Benchmark Results (yrr-main.grida, 136K nodes)
Native (release, 3-iteration average):
| Stage | Before (ms) | After (ms) | Delta |
|---|---|---|---|
| geometry total | 121 | 130 | +7% (noise) |
| geometry extract | — | 121 | (new) |
| geometry DFS | ~121 | 7 | -94% |
| total | 796 | 706 | -11% |
WASM-on-Node (release):
| Stage | Before (ms) | After (ms) | Delta |
|---|---|---|---|
| geometry total | 4,017 | 4,668 | +16% (noise) |
| geometry extract | — | 4,661 | (new) |
| geometry DFS | ~4,017 | 5 | -99.9% |
| total | 10,484 | 12,500 | — |
Analysis
The DFS optimization worked exactly as designed — DFS dropped from ~4,000ms to 5ms in WASM (800x improvement, 0.7x native ratio). Once data is compact, WASM operates at near-native speed.
However, the total geometry time is unchanged because the extraction
pass inherits the same bottleneck: it iterates graph.nodes_iter()

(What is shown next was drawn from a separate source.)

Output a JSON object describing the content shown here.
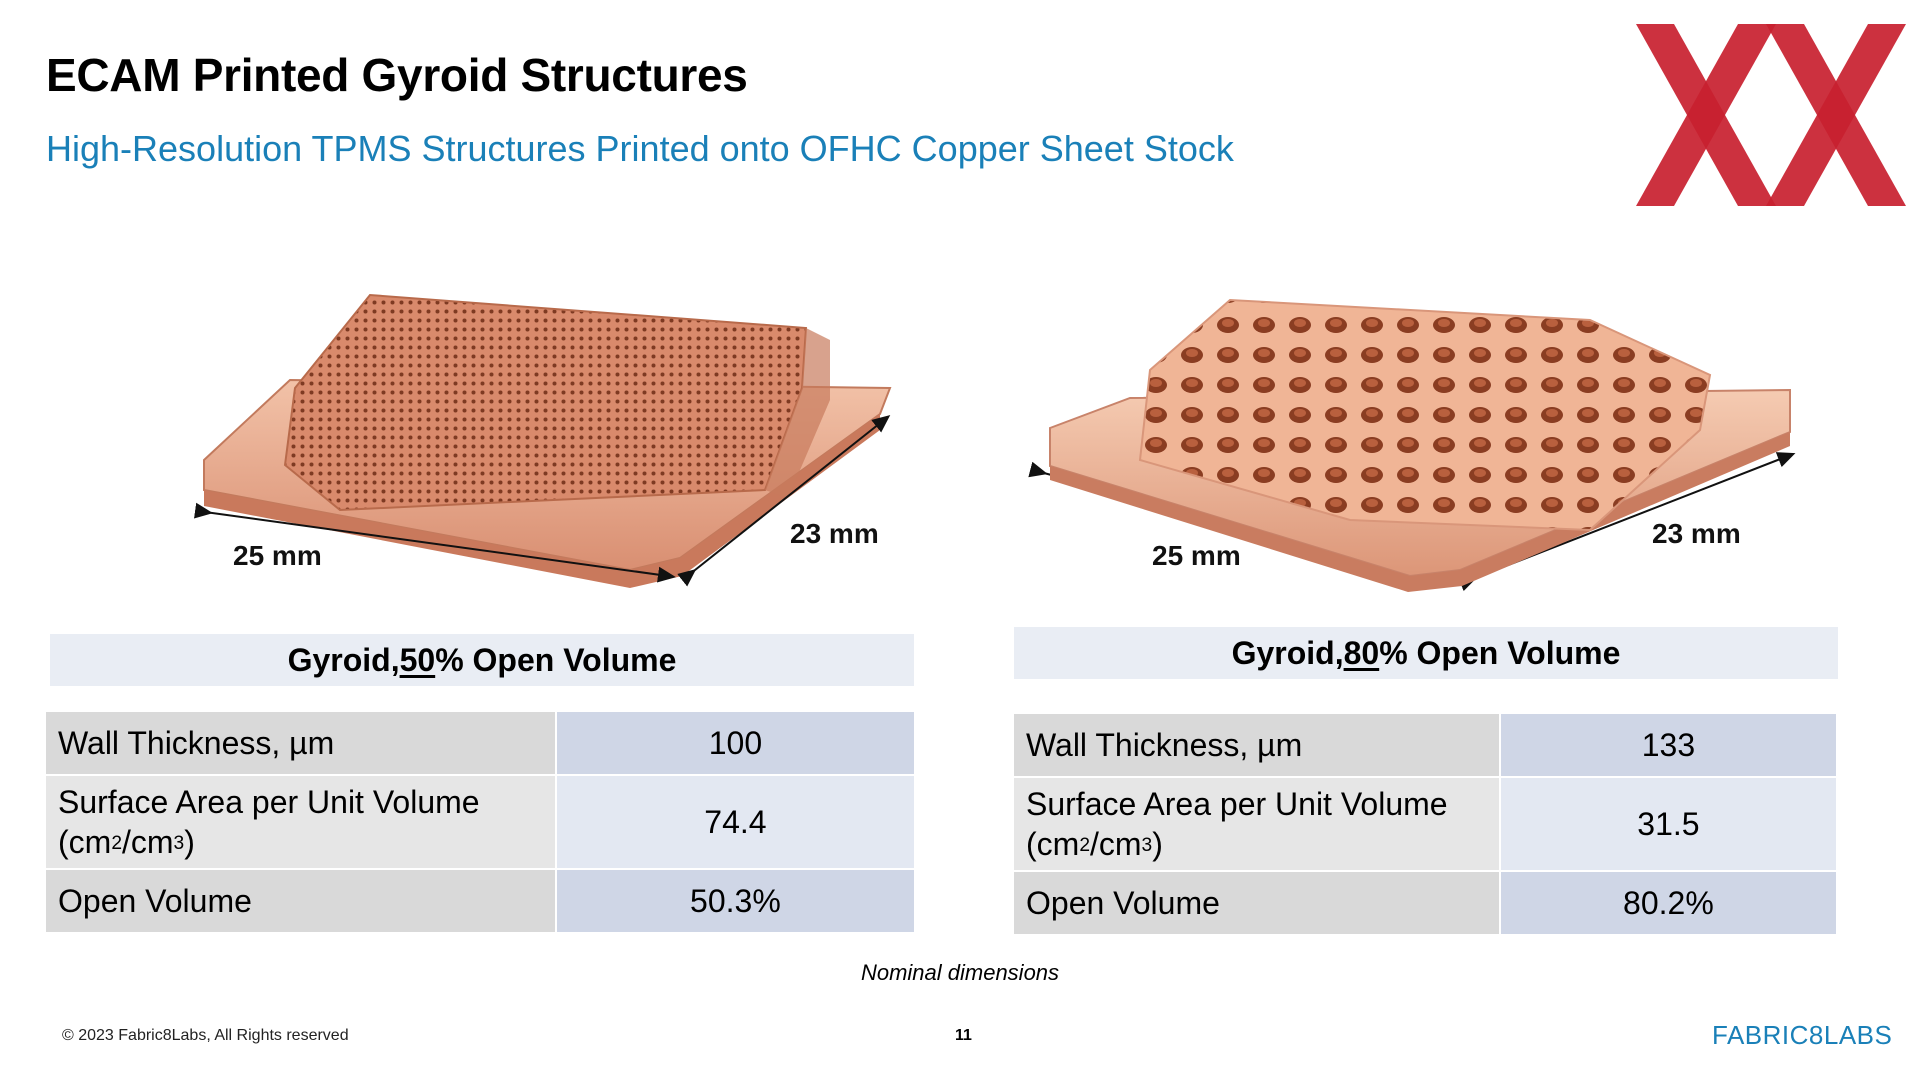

which yields &Node references into Vec<Option<Node>> where each slot
is 500+ bytes. The sequential scan still touches ~65 MB of cold data in
WASM linear memory.
The cost shifted from DFS to extraction. The root cause is confirmed:
any iteration over the full Node enum is fundamentally cache-unfriendly
in WASM, regardless of whether it's a DFS or a sequential scan.
Conclusion
SoA extraction within geometry.rs is a dead end for total geometry time.
The extraction pass itself is the bottleneck, and it must touch the Node
enum. To eliminate this cost, the split must happen upstream — at scene
graph construction time — so that geometry-relevant data is never stored
inside the monolithic Node enum in the first place.
See docs/wg/research/chromium/node-data-layout.md for research on Chromium's property tree architecture, which solves exactly this problem by storing properties in separate flat arrays indexed by integer IDs.
Next Steps: Property Split at Scene Graph Level
The GeoInput experiment proved the hypothesis: compact data = fast WASM. The remaining question is where to split:
Option A: Split at SceneGraph construction
Populate DenseNodeMap<NodeTransform>, DenseNodeMap<NodeSize>, etc.
during FBS decode / JSON parse. The Node enum remains for painter and
export but hot loops (geometry, layers, effects) use the split maps.
- Pro: Incremental migration, no format changes
- Con: Dual storage during transition
Option B: Reshape the FBS schema
Store geometry-relevant fields in a separate FBS table. Decode directly
into split maps without materializing the full Node.
- Pro: Minimal memory (no dual storage), aligned end-to-end
- Con: Format migration, breaks existing .grida files
Option C: Full ECS
Replace Node enum with entity-component storage (e.g., archetype-based).
- Pro: Maximum flexibility for future component shapes
- Con: Highest complexity, archetype migration overhead for common editing operations, tree traversal requires indirection
Recommendation: Option A (split at SceneGraph) as the incremental path, with Option B as the long-term goal once the split maps stabilize.
See docs/wg/research/chromium/node-data-layout.md for the full analysis including ECS tradeoffs and mutation considerations.